Relecture de la traduction française par Joëlle Cornavin .

Article publié sous Open Publication License. La Linux Gazette n'est ni produite, ni sponsorisée, ni avalisée par notre hébergeur principal, SSC, Inc.


Table des matières
1. Introduction
2. Philosophie de l'écriture de scripts
3. Prérequis
4. Construction d'un script
5. Amélioration du script
6. Résumé
7. Récapitulation
8. Références

1. Introduction

L'écriture de scripts shell est une combinaison intéressante d'art et de science qui vous donne accès à la souplesse et à la puissance incroyables de Linux avec des outils très simples.

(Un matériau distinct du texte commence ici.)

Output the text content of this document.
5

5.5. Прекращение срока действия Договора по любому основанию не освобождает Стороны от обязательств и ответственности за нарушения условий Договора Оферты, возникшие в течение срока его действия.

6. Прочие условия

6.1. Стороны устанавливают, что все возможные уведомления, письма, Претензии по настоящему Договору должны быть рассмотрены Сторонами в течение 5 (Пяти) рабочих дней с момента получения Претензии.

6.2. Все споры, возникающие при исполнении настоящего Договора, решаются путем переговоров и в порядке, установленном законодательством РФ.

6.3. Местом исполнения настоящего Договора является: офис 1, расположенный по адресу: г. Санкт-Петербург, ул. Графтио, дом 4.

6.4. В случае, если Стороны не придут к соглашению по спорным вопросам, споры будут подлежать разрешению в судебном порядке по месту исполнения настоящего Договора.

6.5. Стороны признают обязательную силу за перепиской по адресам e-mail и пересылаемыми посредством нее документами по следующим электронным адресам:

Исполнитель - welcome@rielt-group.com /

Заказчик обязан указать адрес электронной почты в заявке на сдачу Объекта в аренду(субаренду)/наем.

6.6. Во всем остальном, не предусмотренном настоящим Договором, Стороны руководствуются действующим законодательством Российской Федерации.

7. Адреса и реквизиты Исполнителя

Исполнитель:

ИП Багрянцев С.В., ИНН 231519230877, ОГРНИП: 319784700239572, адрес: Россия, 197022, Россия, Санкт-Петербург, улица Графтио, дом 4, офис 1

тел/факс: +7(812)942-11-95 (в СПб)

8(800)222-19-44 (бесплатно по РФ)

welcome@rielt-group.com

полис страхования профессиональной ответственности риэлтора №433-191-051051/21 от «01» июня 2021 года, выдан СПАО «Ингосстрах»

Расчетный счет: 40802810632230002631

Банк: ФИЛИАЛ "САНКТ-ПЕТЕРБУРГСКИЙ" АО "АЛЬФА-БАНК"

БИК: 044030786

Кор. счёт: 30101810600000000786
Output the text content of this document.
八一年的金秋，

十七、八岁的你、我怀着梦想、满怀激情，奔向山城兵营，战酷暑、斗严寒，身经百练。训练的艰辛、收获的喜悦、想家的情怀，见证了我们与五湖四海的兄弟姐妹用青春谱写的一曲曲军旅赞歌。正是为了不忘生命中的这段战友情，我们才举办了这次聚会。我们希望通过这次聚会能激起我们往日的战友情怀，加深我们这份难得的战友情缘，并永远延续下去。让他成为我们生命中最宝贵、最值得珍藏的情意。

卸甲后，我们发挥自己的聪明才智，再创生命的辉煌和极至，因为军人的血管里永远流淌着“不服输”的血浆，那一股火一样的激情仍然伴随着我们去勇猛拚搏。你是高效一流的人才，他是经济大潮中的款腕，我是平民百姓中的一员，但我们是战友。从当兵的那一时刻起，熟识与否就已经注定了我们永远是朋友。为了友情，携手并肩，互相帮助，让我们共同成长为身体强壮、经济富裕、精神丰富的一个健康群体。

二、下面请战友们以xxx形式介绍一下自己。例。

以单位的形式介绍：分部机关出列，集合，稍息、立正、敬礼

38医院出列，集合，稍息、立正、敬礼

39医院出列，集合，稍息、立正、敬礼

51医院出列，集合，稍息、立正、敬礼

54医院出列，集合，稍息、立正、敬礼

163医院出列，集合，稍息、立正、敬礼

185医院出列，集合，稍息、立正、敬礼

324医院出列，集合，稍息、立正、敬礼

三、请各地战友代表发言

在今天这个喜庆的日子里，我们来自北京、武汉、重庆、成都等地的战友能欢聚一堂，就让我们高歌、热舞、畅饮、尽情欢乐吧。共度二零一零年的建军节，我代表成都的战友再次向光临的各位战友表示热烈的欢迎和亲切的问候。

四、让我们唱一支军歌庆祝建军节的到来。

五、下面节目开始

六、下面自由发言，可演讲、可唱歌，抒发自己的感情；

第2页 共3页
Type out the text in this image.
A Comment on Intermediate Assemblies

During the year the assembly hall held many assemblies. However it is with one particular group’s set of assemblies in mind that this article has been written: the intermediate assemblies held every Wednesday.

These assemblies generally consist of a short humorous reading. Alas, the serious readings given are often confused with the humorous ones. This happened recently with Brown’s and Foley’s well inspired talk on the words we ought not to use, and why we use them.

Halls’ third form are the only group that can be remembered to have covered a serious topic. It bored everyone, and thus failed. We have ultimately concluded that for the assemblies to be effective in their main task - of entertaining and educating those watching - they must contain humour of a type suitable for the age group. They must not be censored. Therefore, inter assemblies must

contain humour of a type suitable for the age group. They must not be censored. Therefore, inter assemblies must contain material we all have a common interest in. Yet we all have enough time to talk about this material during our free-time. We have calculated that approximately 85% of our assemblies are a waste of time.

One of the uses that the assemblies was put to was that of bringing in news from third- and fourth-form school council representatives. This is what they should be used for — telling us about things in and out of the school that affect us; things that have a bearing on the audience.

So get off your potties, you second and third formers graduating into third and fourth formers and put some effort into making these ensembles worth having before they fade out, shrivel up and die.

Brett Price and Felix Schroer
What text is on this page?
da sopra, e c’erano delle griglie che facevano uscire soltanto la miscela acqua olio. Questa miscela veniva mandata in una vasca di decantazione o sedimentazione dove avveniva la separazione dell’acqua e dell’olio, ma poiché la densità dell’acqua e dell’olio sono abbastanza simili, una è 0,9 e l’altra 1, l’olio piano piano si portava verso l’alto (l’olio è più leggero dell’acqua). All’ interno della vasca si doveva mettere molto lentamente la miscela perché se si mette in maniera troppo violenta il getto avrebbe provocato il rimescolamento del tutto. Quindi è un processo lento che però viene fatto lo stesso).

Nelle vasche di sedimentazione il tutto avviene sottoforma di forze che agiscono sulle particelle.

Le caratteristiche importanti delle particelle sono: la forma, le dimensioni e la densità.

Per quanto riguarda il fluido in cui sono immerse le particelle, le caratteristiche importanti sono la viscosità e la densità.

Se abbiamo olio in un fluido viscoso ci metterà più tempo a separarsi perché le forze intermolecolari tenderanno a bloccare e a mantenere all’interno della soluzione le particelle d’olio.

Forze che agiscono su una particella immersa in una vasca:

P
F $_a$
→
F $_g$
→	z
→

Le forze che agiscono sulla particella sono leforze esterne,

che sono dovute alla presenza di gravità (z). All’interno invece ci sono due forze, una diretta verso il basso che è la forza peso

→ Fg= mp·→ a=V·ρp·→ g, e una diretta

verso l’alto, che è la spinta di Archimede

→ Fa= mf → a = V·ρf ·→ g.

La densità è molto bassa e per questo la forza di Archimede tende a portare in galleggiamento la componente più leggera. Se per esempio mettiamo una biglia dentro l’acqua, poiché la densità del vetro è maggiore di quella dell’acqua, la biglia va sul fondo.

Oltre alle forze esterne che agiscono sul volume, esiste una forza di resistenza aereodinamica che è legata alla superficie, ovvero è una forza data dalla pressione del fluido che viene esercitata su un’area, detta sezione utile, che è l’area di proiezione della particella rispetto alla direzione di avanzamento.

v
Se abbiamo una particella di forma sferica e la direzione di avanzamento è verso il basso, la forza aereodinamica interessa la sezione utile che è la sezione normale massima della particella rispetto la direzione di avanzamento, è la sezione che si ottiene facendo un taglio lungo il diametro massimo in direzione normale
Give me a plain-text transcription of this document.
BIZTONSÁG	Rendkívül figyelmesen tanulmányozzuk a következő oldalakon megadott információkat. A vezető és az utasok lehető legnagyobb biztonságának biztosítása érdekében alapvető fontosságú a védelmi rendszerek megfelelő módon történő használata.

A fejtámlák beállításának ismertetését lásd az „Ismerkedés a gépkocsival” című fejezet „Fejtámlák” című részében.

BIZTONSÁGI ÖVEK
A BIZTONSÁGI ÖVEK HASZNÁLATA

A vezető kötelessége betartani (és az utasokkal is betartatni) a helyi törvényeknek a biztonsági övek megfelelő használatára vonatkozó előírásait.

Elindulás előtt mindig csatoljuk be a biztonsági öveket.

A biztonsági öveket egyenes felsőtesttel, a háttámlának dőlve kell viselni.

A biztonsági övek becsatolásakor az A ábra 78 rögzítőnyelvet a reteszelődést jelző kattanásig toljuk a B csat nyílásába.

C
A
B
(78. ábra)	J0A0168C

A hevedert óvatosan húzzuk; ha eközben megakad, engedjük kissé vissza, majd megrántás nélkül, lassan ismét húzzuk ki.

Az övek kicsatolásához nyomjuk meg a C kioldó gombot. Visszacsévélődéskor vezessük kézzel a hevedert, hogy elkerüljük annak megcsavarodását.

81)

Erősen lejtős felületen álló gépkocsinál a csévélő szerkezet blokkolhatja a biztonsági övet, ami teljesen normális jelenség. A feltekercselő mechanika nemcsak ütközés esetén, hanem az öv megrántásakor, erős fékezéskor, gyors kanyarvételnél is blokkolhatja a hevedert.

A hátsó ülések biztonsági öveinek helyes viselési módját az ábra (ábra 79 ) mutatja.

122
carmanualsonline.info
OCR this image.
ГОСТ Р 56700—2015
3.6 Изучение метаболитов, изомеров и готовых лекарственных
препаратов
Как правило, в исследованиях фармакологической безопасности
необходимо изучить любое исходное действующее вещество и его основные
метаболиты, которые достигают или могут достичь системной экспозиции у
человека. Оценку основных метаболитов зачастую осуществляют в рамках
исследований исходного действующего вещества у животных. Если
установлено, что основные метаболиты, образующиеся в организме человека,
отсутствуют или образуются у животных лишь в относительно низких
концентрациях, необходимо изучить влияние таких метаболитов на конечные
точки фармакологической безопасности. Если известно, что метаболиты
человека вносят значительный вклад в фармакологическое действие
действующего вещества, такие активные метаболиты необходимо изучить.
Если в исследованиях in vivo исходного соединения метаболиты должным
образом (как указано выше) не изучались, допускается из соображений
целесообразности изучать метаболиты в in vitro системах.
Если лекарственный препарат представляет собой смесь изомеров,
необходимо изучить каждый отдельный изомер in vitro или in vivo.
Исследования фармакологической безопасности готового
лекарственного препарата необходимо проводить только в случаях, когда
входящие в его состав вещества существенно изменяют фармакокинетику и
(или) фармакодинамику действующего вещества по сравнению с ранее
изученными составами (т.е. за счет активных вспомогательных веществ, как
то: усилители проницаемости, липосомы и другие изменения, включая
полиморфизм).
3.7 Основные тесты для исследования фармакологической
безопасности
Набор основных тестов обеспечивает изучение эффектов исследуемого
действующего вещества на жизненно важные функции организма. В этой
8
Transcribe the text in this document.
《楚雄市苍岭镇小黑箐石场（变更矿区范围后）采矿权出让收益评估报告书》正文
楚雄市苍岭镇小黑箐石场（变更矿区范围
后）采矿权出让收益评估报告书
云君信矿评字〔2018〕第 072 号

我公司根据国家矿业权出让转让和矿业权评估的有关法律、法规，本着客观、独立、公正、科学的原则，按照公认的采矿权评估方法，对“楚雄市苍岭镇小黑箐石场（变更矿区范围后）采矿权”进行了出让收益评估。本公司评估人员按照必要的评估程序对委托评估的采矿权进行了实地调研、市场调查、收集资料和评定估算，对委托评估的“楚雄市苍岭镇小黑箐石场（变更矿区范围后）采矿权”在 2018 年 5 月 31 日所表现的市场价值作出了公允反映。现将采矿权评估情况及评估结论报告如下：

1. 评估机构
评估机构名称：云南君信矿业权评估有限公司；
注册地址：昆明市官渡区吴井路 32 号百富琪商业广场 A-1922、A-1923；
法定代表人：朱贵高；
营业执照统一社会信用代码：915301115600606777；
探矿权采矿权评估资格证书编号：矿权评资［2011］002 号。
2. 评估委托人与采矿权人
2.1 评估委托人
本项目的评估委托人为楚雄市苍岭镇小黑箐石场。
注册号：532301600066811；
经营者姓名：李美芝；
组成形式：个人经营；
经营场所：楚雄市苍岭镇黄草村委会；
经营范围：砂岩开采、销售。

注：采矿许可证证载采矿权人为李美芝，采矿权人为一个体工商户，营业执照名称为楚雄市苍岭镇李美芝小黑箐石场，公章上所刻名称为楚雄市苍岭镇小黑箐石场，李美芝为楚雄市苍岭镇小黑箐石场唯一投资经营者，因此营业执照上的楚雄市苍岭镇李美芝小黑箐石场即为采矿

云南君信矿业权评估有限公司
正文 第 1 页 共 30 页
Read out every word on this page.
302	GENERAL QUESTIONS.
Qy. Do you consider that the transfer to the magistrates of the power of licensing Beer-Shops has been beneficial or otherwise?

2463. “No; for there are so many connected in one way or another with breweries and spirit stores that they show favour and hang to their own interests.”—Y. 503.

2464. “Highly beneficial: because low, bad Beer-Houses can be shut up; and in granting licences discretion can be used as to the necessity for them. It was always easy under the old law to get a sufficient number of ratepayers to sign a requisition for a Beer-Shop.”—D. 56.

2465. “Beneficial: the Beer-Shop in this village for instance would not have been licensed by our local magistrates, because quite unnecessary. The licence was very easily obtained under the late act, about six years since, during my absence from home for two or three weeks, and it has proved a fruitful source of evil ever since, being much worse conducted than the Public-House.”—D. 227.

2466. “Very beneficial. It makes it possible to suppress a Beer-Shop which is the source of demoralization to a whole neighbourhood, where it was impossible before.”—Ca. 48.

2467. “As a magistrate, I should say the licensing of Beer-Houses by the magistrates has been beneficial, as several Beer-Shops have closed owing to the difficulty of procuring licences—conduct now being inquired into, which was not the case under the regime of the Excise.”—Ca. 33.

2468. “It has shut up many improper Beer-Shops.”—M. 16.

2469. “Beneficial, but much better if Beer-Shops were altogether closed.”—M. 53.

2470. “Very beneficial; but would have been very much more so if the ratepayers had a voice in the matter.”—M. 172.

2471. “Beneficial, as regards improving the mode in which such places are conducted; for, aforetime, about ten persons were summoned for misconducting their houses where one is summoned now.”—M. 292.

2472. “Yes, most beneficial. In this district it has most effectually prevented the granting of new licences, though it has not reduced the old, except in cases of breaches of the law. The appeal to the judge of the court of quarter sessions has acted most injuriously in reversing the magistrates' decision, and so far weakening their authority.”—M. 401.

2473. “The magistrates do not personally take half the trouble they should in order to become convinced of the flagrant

Au début de l'ère des PC, j'étais considéré comme un expert des fichiers de traitement par lots (batch files) de DOS, ce qui, je le réalise à présent, était une pêle et inconsistante imitation des shells d'Unix. D'une manière générale, je n'ai pas l'habitude du bash de Microsoft™ — je pense qu'ils ont fait de bonnes choses à leur époque, bien que leurs tentatives pour créer un système d'exploitation aient été franchement malheureuses — mais leur BFL (Batch File Language) était une plaisanterie en comparaison. Ce n'était même pas particulièrement amusant.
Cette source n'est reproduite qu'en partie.